Example 2.9. Correction of ARP flux with
net/$DEV/hidden
[root@real-client]#
arping -I eth0 -c 1 172.19.22.254
ARPING 172.19.22.254 from 172.19.22.2 eth0 Unicast reply from 172.19.22.254 [00:60:F5:08:8A:2D] 0.704ms Unicast reply from 172.19.22.254 [00:60:F5:08:8A:2E] 0.844ms Unicast reply from 172.19.22.254 [00:60:F5:08:8A:2F] 0.918ms Unicast reply from 172.19.22.254 [00:60:F5:08:8A:2C] 0.974ms Sent 1 probes (1 broadcast(s)) Received 4 response(s)
[root@real-server]#
for i in all eth2 eth3 eth4 eth5 ; do
>
echo 1 > /proc/sys/net/ipv4/conf/$i/hidden
>
done
[root@real-client]#
arping -I eth0 -c 2 172.19.22.254
ARPING 172.19.22.254 from 172.19.22.2 eth0 Unicast reply from 172.19.22.254 [00:60:F5:08:8A:2D] 0.710ms Unicast reply from 172.19.22.254 [00:60:F5:08:8A:2D] 0.624ms Sent 2 probes (1 broadcast(s)) Received 2 response(s)

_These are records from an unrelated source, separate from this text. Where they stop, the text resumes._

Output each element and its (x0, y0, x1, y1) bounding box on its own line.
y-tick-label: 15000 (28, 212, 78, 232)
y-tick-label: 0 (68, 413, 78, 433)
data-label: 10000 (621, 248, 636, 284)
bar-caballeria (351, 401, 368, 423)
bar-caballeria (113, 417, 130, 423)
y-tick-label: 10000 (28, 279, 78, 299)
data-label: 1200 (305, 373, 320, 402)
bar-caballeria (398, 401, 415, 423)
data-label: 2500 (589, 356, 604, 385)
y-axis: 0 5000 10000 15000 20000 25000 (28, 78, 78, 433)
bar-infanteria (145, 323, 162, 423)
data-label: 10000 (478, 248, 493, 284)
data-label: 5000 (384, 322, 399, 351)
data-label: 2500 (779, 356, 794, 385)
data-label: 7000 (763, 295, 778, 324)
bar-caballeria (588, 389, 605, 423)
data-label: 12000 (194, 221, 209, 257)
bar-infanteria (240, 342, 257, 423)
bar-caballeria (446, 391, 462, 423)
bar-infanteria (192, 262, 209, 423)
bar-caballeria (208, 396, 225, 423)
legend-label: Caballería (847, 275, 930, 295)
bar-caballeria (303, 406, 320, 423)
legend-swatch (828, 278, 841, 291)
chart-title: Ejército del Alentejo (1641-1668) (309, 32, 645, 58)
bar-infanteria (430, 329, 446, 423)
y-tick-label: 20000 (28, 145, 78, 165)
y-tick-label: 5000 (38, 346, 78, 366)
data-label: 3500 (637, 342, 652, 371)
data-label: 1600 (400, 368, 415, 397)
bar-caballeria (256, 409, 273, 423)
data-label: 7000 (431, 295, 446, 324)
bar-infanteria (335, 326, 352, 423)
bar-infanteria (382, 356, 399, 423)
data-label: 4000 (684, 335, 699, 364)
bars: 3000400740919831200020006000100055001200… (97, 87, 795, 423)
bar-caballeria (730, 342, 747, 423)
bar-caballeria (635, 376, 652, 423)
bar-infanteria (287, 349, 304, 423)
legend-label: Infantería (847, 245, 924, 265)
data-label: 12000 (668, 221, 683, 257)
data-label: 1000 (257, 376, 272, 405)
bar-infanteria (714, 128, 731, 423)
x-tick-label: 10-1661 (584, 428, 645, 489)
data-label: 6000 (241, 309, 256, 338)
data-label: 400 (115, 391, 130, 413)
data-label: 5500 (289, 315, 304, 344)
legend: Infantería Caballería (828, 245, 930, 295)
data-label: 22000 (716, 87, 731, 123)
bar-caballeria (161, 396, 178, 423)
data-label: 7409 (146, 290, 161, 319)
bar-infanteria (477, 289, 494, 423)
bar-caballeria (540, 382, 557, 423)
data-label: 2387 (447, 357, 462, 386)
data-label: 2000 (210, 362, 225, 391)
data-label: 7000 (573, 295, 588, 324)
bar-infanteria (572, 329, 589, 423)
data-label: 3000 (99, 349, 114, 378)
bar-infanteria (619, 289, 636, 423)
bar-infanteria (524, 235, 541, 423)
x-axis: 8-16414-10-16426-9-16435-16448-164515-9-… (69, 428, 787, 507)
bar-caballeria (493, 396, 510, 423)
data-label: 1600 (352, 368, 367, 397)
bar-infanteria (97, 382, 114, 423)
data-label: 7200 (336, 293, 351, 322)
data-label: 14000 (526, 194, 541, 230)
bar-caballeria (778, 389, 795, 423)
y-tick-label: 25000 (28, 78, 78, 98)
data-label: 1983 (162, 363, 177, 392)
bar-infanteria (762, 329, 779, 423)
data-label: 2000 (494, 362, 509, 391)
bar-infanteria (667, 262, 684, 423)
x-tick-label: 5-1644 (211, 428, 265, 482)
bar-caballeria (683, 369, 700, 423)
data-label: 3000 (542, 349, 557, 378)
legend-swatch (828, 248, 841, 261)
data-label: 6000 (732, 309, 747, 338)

These are two examples of methods to prevent ARP flux. Other alternatives for correcting this problem are documented in Section 3, “ARP filtering”, where much more sophisticated tools are available for manipulation and control over the ARP functions of linux.
[9] Some networking equipment vendors have built devices which are sold as high performance switches and are capable of performing operations on higher layer contents of Ethernet frames. Typically, however, a switching device is not capable of operating on IP packets.
[10] The kernel uses the Ethernet broadcast address configured on the link layer device. This is rarely anything but ff:ff:ff:ff:ff:ff. In the extraordinary event that this is not the Ethernet broadcast address in your network, see Section 3.7, “Changing hardware or Ethernet broadcast address with ip link set”.
[11] tcpdump is one of a number of utilities for watching packets visible to an interface. For further introduction to tcpdump, see Section 5, “tcpdump”.
[12] I have repeatedly tested using arping in gratuitous ARP mode, and have found that linux kernels appear to respect gratuitous ARP. This is a surprise. Does anybody have ideas about this? Must research!
[13] I have seen it called names other than ARP flux--anybody out there heard of this called anything besides ARP flux?
[14] Consider a masquerading firewall which answers ARP requests on a public segment for IPs hosted on an internal interface. This amounts to inadvertent exposure of internal addressing, and can be used by an attacker as part of a data-gathering or reconaissance operation on a network.